Si, avec le choix d’une telle œuvre, le groupe semble témoigner de sa fascination pour la terra incognita, musicalement, on reste en sentier balisé : il s’agit toujours d’un funeral doom pachydermique soutenu par des guitares tantôt lancinantes, tantôt écrasantes (Fathoms Deep Below, The Giant), véritable marque de fabrique d’une formation désormais bien installée parmi les grands pontes du genre. On aurait pu s’inquiéter d’une orientation plus stoner en découvrant cet artwork d’un goût plutôt douteux, mais il n’en est rien. Si le rythme est peut-être légèrement plus enlevé qu’auparavant, le disque est globalement aussi lent qu’une traversée sans vent, même ses des bourrasques apparaissent parfois subitement (The Giant).
On note pourtant des innovations, et notamment concernant le chant ; si The Call of the Wretched Sea n’était que growl monolithique tandis que The Divinity of Oceans faisait la part belle au chant clair, Ahab a cette fois opté pour plus de variété. Ainsi, non seulement growl et chant clair alternent-ils régulièrement (Aeons Elapse), un certain nombre de variations apparaissent, telles les murmures en ouverture de Fathoms Deep Below ou l’apparition de chœurs qui ponctuent ce magnifique morceau qu’est Antarctica (The Polymorphess), ou le final grandiose incarné par The Giant*. Cette plus grande variété vocale est à saluer, car les compositions en semblent plus aérées et se différencient d’autant mieux les unes des autres. En cela, ce disque est peut-être légèrement plus accessible que ses grands prédécesseurs.
Mais attention, si l’ensemble est peut-être moins écrasant qu’auparavant, il n’en a rien perdu en ambiance ; Ahab prouve encore une fois son talent pour maintenir une véritable atmosphère tout au long de ses albums, en l’occurrence celle d’une étrange et inquiétante traversée, semée d’embûches, où la folie n’est jamais très loin… soit exactement le sujet du récit sur lequel est basé l’album. Daniel Droste est d’ailleurs parfait dans son rôle de narrateur : son magnifique chant clair, empli de crainte et de désespoir, jamais loin de la rupture, et en cela très émouvant, évoque aisément Pym condamné à voyager toujours plus loin, sans savoir vers quelle destination (Further South).

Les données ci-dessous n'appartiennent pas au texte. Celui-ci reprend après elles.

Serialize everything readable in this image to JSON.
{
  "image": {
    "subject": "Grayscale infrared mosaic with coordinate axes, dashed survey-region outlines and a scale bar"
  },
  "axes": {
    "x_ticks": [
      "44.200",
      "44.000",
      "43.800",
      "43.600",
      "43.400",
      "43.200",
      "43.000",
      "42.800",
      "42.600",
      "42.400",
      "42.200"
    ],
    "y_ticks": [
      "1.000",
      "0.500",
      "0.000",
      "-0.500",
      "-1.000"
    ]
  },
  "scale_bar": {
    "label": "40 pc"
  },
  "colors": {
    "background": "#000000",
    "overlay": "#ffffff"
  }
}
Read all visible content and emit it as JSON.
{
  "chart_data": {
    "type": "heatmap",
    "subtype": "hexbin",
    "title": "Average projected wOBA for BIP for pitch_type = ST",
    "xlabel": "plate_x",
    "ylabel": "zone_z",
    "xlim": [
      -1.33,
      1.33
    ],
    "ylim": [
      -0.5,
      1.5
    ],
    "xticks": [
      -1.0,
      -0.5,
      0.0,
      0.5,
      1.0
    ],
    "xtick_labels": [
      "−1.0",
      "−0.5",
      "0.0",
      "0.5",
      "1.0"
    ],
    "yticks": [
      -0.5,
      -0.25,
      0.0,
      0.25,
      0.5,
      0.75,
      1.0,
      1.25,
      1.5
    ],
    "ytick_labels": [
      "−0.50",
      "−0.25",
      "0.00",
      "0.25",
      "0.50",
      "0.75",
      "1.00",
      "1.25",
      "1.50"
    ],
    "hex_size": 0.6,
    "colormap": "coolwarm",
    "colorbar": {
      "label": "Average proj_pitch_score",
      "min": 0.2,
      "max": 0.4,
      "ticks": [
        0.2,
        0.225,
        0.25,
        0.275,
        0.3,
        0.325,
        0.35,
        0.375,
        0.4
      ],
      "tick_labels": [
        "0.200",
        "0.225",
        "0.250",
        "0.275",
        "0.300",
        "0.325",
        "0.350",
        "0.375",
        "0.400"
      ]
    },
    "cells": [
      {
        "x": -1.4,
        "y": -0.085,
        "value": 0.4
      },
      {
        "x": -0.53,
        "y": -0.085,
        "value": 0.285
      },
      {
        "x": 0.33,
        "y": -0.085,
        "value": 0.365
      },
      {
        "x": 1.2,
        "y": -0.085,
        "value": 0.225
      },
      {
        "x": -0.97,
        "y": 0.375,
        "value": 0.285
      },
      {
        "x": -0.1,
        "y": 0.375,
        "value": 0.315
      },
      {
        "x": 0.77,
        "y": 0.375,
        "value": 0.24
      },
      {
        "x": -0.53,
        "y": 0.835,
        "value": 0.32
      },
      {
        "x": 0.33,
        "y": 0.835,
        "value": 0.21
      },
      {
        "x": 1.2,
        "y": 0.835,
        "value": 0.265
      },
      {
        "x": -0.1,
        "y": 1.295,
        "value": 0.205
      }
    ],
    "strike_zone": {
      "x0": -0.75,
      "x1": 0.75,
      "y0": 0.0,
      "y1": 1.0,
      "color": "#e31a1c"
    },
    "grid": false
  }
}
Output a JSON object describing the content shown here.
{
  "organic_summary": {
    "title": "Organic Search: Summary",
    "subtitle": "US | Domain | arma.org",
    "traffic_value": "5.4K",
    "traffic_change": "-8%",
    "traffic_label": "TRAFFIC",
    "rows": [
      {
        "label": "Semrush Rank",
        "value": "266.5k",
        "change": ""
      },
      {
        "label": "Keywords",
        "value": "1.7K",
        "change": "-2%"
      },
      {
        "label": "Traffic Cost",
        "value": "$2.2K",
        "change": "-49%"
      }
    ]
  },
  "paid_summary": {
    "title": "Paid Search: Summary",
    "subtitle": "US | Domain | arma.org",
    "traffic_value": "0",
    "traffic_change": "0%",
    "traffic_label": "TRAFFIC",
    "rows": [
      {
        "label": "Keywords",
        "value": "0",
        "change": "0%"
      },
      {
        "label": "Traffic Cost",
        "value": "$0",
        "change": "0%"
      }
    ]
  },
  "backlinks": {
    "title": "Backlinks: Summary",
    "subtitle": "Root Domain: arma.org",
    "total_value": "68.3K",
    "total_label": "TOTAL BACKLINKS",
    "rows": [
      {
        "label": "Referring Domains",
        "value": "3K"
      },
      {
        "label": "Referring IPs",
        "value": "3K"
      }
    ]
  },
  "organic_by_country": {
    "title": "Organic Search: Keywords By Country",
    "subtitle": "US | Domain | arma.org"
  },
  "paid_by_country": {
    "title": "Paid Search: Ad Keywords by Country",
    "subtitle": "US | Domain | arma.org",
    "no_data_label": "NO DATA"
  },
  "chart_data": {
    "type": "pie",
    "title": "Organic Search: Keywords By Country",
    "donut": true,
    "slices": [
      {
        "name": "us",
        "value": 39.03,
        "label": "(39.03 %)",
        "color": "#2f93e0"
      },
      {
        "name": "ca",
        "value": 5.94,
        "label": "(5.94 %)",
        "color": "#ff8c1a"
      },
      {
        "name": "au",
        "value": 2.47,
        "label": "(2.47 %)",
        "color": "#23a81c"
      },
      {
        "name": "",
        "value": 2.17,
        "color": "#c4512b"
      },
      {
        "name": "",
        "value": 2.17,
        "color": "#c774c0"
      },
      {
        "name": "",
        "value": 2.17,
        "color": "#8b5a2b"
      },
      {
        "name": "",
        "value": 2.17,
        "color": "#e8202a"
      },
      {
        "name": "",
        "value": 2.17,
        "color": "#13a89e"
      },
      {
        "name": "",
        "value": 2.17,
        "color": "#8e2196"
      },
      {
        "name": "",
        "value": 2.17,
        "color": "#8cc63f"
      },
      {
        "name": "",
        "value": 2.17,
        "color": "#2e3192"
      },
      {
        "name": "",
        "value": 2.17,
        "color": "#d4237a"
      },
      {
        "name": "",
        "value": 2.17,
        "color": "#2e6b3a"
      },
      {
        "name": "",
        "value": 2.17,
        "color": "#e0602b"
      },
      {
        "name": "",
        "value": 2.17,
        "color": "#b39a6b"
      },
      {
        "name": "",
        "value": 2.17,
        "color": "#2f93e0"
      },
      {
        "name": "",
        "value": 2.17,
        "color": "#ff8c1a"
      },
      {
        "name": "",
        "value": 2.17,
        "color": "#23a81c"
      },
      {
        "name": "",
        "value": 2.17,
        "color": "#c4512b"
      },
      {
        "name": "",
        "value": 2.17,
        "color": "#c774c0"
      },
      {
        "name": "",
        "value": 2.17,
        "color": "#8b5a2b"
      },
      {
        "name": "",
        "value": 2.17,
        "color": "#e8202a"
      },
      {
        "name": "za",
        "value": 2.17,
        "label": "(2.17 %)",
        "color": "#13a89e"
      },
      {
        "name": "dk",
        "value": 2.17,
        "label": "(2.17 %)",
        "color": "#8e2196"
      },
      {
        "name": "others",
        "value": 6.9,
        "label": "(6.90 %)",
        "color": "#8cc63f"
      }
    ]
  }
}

Cependant, le véritable tour de force de ce disque se trouve dans l’utilisation des guitares ; hypnotiques à souhait, elles tissent ce sentiment d’angoisse diffus qui pourrait être celui d’un équipage embarqué vers une destination inconnue (le break de Fathoms Deep Below, Deliverance (Shouting at the Dead)). Elles savent également se faire ravageuses comme sur Antarctica par exemple, ou sublimes de clarté quand, quasi systématiquement en fin de morceau, elles finissent par supplanter le chant en des montées en puissance terribles qui évoquent peut-être davantage que de simples paroles.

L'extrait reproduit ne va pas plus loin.